Still, the reader is at times left puzzling over Hakluyt’s true motivations for his
important publications.  Is it passion, profit, or piety that drives this Elizabethan
cleric to publish the travel accounts of others?  Is Richard Hakluyt genuinely
concerned by London’s excess population, or is he responding to Elizabethan
government routine calls for innovative “projects” to employ England’s poor?  To
this end, it would be helpful to know more about the geographer’s patrons:
Francis Walsingham, William and Robert Cecil, and the Cloth-workers’
Company.  As political, commercial, and financial patrons, any of these entities
could exercise more than a little influence over Hakluyt’s actions and even his
published products.  Similarly, it would be instructive to know more about
Richard Hakluyt’s cousin, “the lawyer”, who seems instrumental in launching
Hakluyt’s career in the 1560s, and whose connections to England’s political and
administrative elite could offer additional explanation for his cousin’s literary
pursuits.

Peter Mancall fills in Richard Hakluyt’s elusive character by building the
geographer’s “obsession for an English America” and convincingly
demonstrating Hakluyt’s competency in promoting this worthy goal.  We feel
Hakluyt’s excitement as he gathers and reads reports from Europe’s adventures
and discoverers; and we sense his mounting frustration at England’s systemic
failure to colonize parts of North America not already controlled by Spain or
France.  Mancall brilliantly re-constructs the efforts behind Hakluyt’s writings as
each publication builds on new voyages, information, and geographic
milestones.  Only in the last two chapters does Richard’s Hakluyt’s enthusiasm
appear to wane, as he turns from the woes of Jamestown to the promise of the
spice trade through the successful East India Company.

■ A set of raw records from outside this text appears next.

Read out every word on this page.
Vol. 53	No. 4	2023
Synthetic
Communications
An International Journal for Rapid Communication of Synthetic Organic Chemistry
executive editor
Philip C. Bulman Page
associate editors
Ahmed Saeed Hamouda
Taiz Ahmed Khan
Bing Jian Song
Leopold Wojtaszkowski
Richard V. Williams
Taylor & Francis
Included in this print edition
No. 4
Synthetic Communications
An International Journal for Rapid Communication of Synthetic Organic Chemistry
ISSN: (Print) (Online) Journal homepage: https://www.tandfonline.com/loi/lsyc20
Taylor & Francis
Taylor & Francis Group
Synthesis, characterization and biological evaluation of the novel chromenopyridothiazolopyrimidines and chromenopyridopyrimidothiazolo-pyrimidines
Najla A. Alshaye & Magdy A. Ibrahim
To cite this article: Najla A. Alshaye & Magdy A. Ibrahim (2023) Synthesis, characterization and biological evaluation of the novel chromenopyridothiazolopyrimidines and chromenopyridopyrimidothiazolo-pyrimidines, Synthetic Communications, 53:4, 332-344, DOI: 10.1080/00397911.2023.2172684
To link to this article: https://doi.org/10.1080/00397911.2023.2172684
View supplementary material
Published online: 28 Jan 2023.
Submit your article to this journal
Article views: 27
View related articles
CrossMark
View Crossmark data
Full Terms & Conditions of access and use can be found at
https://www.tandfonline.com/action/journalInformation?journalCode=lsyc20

The conclusion to Mancall’s stimulating work raises interesting questions about
Richard Hakluyt’s place in history.  How much, if any, blame can be ascribed to
Hakluyt for the rosy picture of American abundance that often preceded English
colonial disasters like Jamestown?  Can his travel accounts, unaccompanied by
any direct experience, be viewed as impersonal “boosterism” that condemned
men and women to misery in the early colonial period?  These questions cannot
be answered definitively or objectively, but Mancall’s book does permit these
intriguing speculations.  Peter Mancall has thoroughly mined the sources to
present us with a rich and complex individual, previously viewed as the
disembodied voice of English colonization.  This is not only the best work on
Richard Hakluyt to date, but a victory for those who see the European
settlement of North America as a multi-layered, multi-faceted process.